– Ну, ладно, молодец, – похвалил старик. – Садись, отдыхай. Не все сразу.
Тем временем сбегали за второй.
– Хотим танцевать! – капризно заявили девицы и устремились на сцену.
После третьей плясали все, и даже старик, не желая отставать, пустился в пляс.
Актриса с колдовскими глазами подошла к юноше и, обвив руками его шею, увлекла за собой. Едва их лица приблизились, она прижалась к нему, охватив его губы пьянящим поцелуем.
– Твои глаза, как голубые брызги! – жарко прошептала она.
Все это видели, а старик, лихо отплясывая, завопил:
– Сейчас нас всех изнасилуют!
– Хорошо бы! – поддержала одна из девиц.
В голове юноши стоял сладкий туман.

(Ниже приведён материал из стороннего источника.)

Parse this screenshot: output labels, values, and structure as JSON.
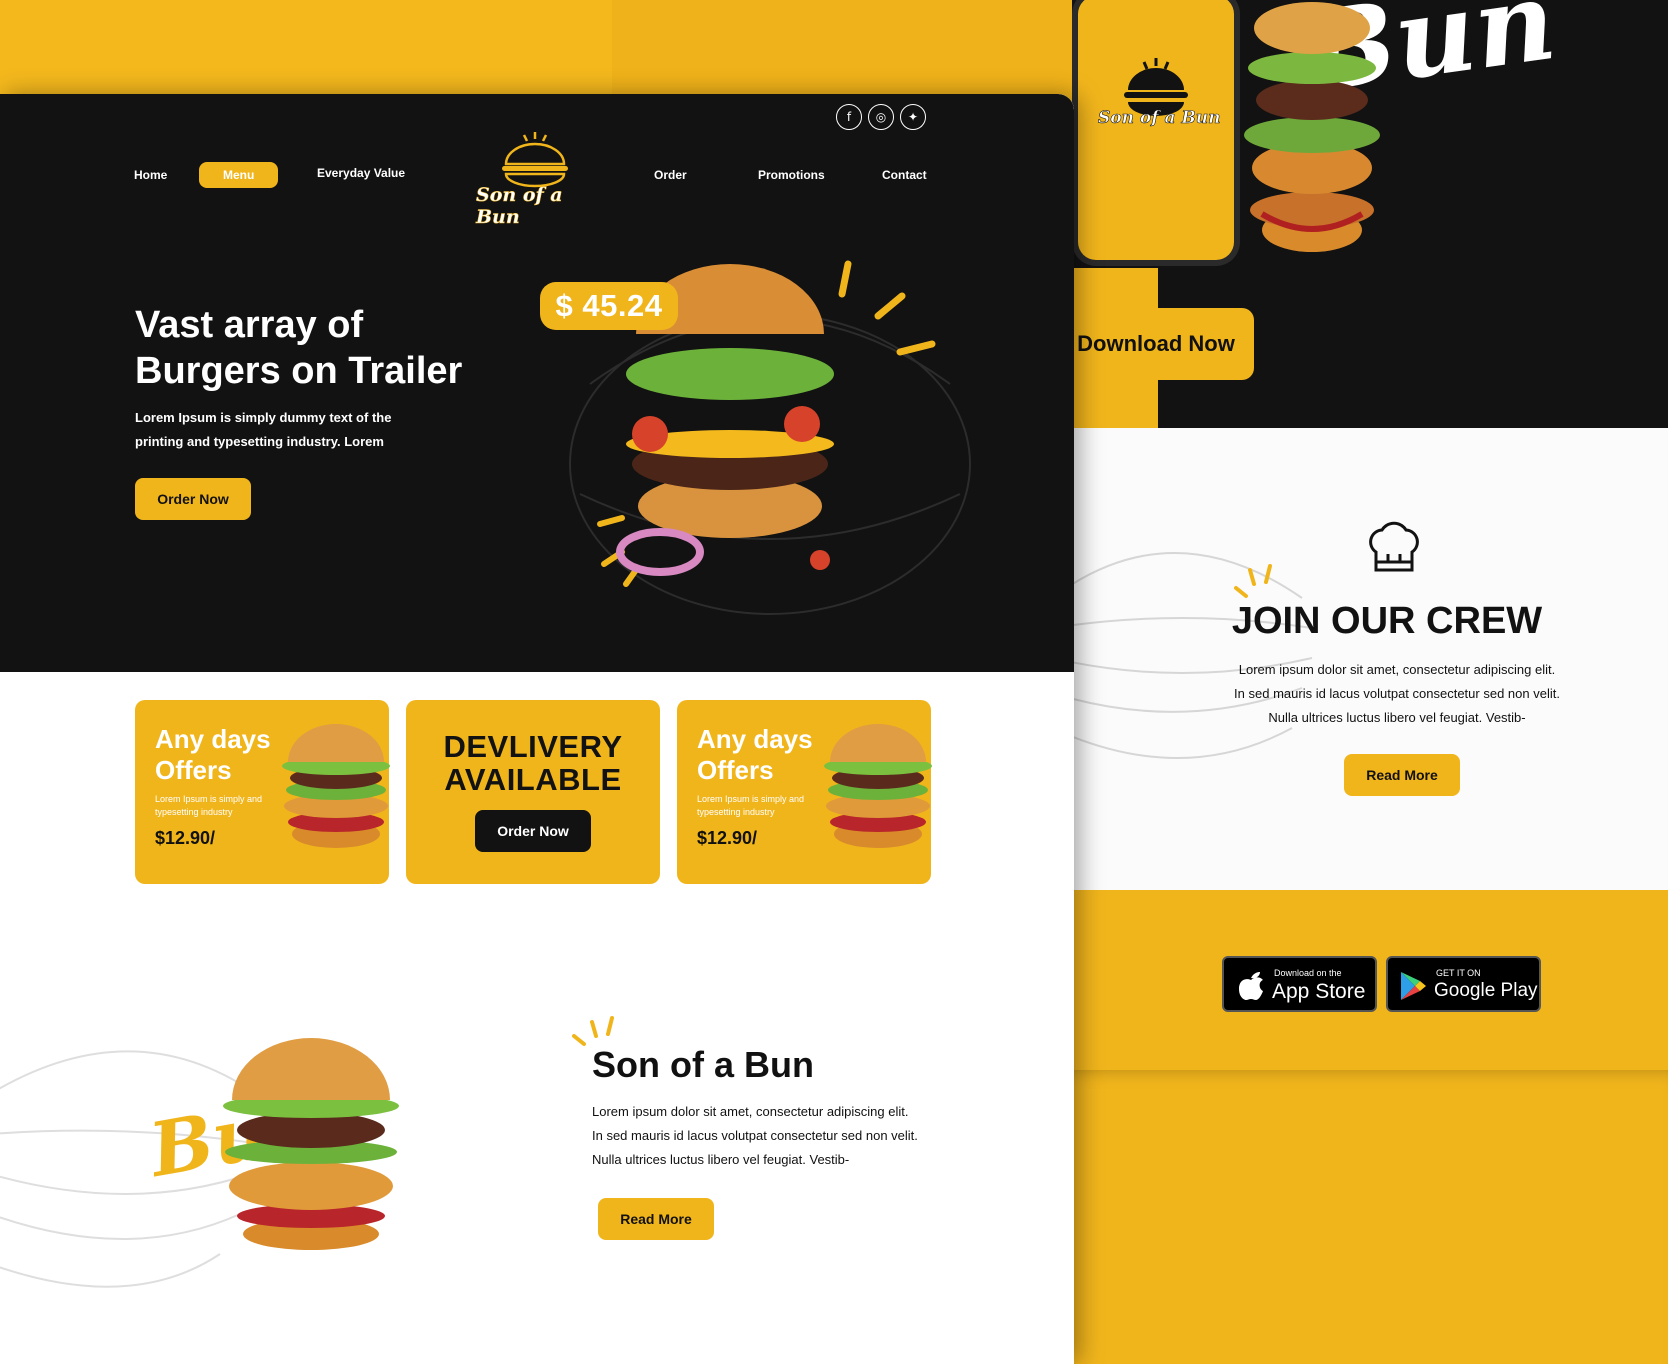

Все произошло так неожиданно и замечательно, что он не мог в это поверить. Едва вновь зазвучала музыка, он устремился к актрисе, но она коварно отвернулась от него и, повиснув на шее кудрявого гитариста, прильнула к его губам с той же неистовой страстью, с которой мгновение назад целовала отвергнутого теперь юношу.
«Вот это да!» – подумал юноша, застыв на месте.
– Не грусти. Она со всеми так, – услышал он над ухом чей-то участливый баритон, – со стариком тоже. Она у него живет.
На мгновение юноша утратил дар речи. Кто-то бережно взял его под руки и, отведя в сторону, усадил на лавку.
– Уж я-то знаю, – заверил его баритон, принадлежавший толстяку с бакенбардами. – Они тут все друг с другом перетрахались, а старик к тому ж еще и голубой.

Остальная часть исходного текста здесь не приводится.